Living with a disability is no laughing matter, although Peterborough’s approach to the issue has become something of a joke.
Those in need of extreme special assistance have inexplicably had their hydra-therapy pool taken away, whilst those trying to make the journey to the regional pool (when open) in a wheelchair, find it almost impossible now that the car park has been fenced off and given to the university.
Our premier shopping venue, (circa 1992) Queensgate, is now getting in on the disability act with a new attraction entitled, ‘lifts of chance’ – sometimes they go up, sometimes they don’t, defying the old saying.
This ‘lift lottery’ is of course little use to the wheelchair user who needs to plan their journey ahead of time and the centre’s response to their up and down disability issues was wholly inappropriate; “Use the lifts in Primark or M&S.”
But they neglect to offer signage to said alternative lifts or check whether those lifts are in fact working, which often they are not.
How would a new visitor to the city know where these alternatives are?
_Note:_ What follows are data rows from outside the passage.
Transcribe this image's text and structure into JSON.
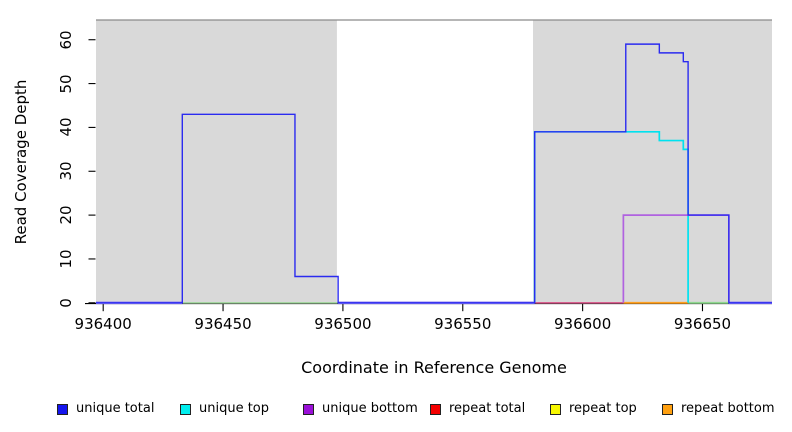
{
  "figure": {
    "background": "#ffffff",
    "shaded_region_color": "#d9d9d9",
    "box_top_line_color": "#8a8a8a",
    "axis_color": "#000000"
  },
  "chart_data": {
    "type": "line",
    "subtype": "step-coverage",
    "title": "",
    "xlabel": "Coordinate in Reference Genome",
    "ylabel": "Read Coverage Depth",
    "xlim": [
      936397,
      936679
    ],
    "ylim": [
      0,
      64.5
    ],
    "grid": false,
    "legend_position": "bottom",
    "x_ticks": [
      936400,
      936450,
      936500,
      936550,
      936600,
      936650
    ],
    "x_tick_labels": [
      "936400",
      "936450",
      "936500",
      "936550",
      "936600",
      "936650"
    ],
    "y_ticks": [
      0,
      10,
      20,
      30,
      40,
      50,
      60
    ],
    "y_tick_labels": [
      "0",
      "10",
      "20",
      "30",
      "40",
      "50",
      "60"
    ],
    "shaded_regions": [
      {
        "from": 936397,
        "to": 936497.5
      },
      {
        "from": 936579.3,
        "to": 936679
      }
    ],
    "series": [
      {
        "name": "unique total",
        "color": "#2b2bf0",
        "width": 1.4,
        "points": [
          [
            936397,
            0
          ],
          [
            936433,
            0
          ],
          [
            936433,
            43
          ],
          [
            936480,
            43
          ],
          [
            936480,
            6
          ],
          [
            936498,
            6
          ],
          [
            936498,
            0
          ],
          [
            936580,
            0
          ],
          [
            936580,
            39
          ],
          [
            936618,
            39
          ],
          [
            936618,
            59
          ],
          [
            936632,
            59
          ],
          [
            936632,
            57
          ],
          [
            936642,
            57
          ],
          [
            936642,
            55
          ],
          [
            936644,
            55
          ],
          [
            936644,
            20
          ],
          [
            936661,
            20
          ],
          [
            936661,
            0
          ],
          [
            936679,
            0
          ]
        ]
      },
      {
        "name": "unique top",
        "color": "#00e2ef",
        "width": 1.7,
        "points": [
          [
            936580,
            0
          ],
          [
            936580,
            39
          ],
          [
            936632,
            39
          ],
          [
            936632,
            37
          ],
          [
            936642,
            37
          ],
          [
            936642,
            35
          ],
          [
            936644,
            35
          ],
          [
            936644,
            0
          ]
        ]
      },
      {
        "name": "unique bottom",
        "color": "#b062e0",
        "width": 1.7,
        "points": [
          [
            936617,
            0
          ],
          [
            936617,
            20
          ],
          [
            936661,
            20
          ],
          [
            936661,
            0
          ]
        ]
      },
      {
        "name": "repeat total",
        "color": "#ee0000",
        "width": 1.3,
        "points": [
          [
            936580,
            0
          ],
          [
            936618,
            0
          ]
        ]
      },
      {
        "name": "repeat top",
        "color": "#f7f700",
        "width": 1.3,
        "points": [
          [
            936433,
            0
          ],
          [
            936498,
            0
          ]
        ]
      },
      {
        "name": "repeat bottom",
        "color": "#ffa010",
        "width": 1.3,
        "points": [
          [
            936618,
            0
          ],
          [
            936644,
            0
          ]
        ]
      }
    ],
    "baseline_blend_segments": {
      "under": [
        {
          "from": 936397,
          "to": 936433,
          "color": "#9181ee",
          "width": 2.6
        },
        {
          "from": 936498,
          "to": 936580,
          "color": "#9181ee",
          "width": 2.6
        },
        {
          "from": 936661,
          "to": 936679,
          "color": "#9181ee",
          "width": 2.6
        }
      ],
      "over": [
        {
          "from": 936433,
          "to": 936498,
          "color": "#a6d7a2",
          "width": 1.7
        },
        {
          "from": 936580,
          "to": 936617,
          "color": "#d9608f",
          "width": 1.7
        },
        {
          "from": 936617,
          "to": 936644,
          "color": "#ffa020",
          "width": 1.8
        },
        {
          "from": 936644,
          "to": 936661,
          "color": "#90d890",
          "width": 1.8
        }
      ]
    }
  },
  "axes": {
    "x_title": "Coordinate in Reference Genome",
    "y_title": "Read Coverage Depth"
  },
  "legend": {
    "items": [
      {
        "label": "unique total",
        "color": "#1515ee"
      },
      {
        "label": "unique top",
        "color": "#00eeee"
      },
      {
        "label": "unique bottom",
        "color": "#9a10d8"
      },
      {
        "label": "repeat total",
        "color": "#f50000"
      },
      {
        "label": "repeat top",
        "color": "#f7f700"
      },
      {
        "label": "repeat bottom",
        "color": "#ffa010"
      }
    ]
  }
}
Are they supposed to be telepathic?
Queensgate has a legal duty to provide access for the disabled and they are routinely failing in that duty, but they are not the only ones.
The proliferation of an unchecked ‘café culture’ in the city has led to an unwanted game of dodgems for many wheelchair users and those with sight issues, as various bits of erroneous street furniture do their best to frustrate people’s journey through the city centre – if the chairs and plant pots don’t get them, the weaving cyclists will!
These issues, alongside many others, like the lack of information on blue badge parking, the paucity of accessible toilets and the incredible range of inaccessible shops, have all been raised with the leaders of Peterborough city council, on many, many occasions.
The council has even received £80,000 in funding for accessible toilets and some Conservative councillors have toured the city centre with disabled people to better understand the issues, but still nothing seems to have changed.
Disability ‘superman with kryptonite in his pocket’
Councillor Bryan Tyler (a very good man) is supposed to be the council’s disability champion, but he appears to be a disability Superman with Kryptonite in his pocket, unable or unwilling to speak out on issues that might upset the ruling Conservative cabal.
From providing step free routes through the city centre to accessible bus timetables we have the technology to change things and make our city truly inclusive for everyone, we just need to the political will, desire, and vision to ensure that it becomes a reality.
In a cost-of-living crisis the last thing that traders need is an excuse for even more people to boycott the city centre and take their custom elsewhere, but if disabled people feel excluded (which they do) that is exactly what they will do.
And before the usual suspects attack me for not being ‘Peterborough Positive’ about the city centre or being some sort of ‘lefty’, let me say this; I care.
I care that everyone is treated equally. I care that everyone should have the same opportunities, whatever their creed, race, colour, or disability.
You should too and together we should work to ensure that our city centre is transformed for the better, sooner rather than later.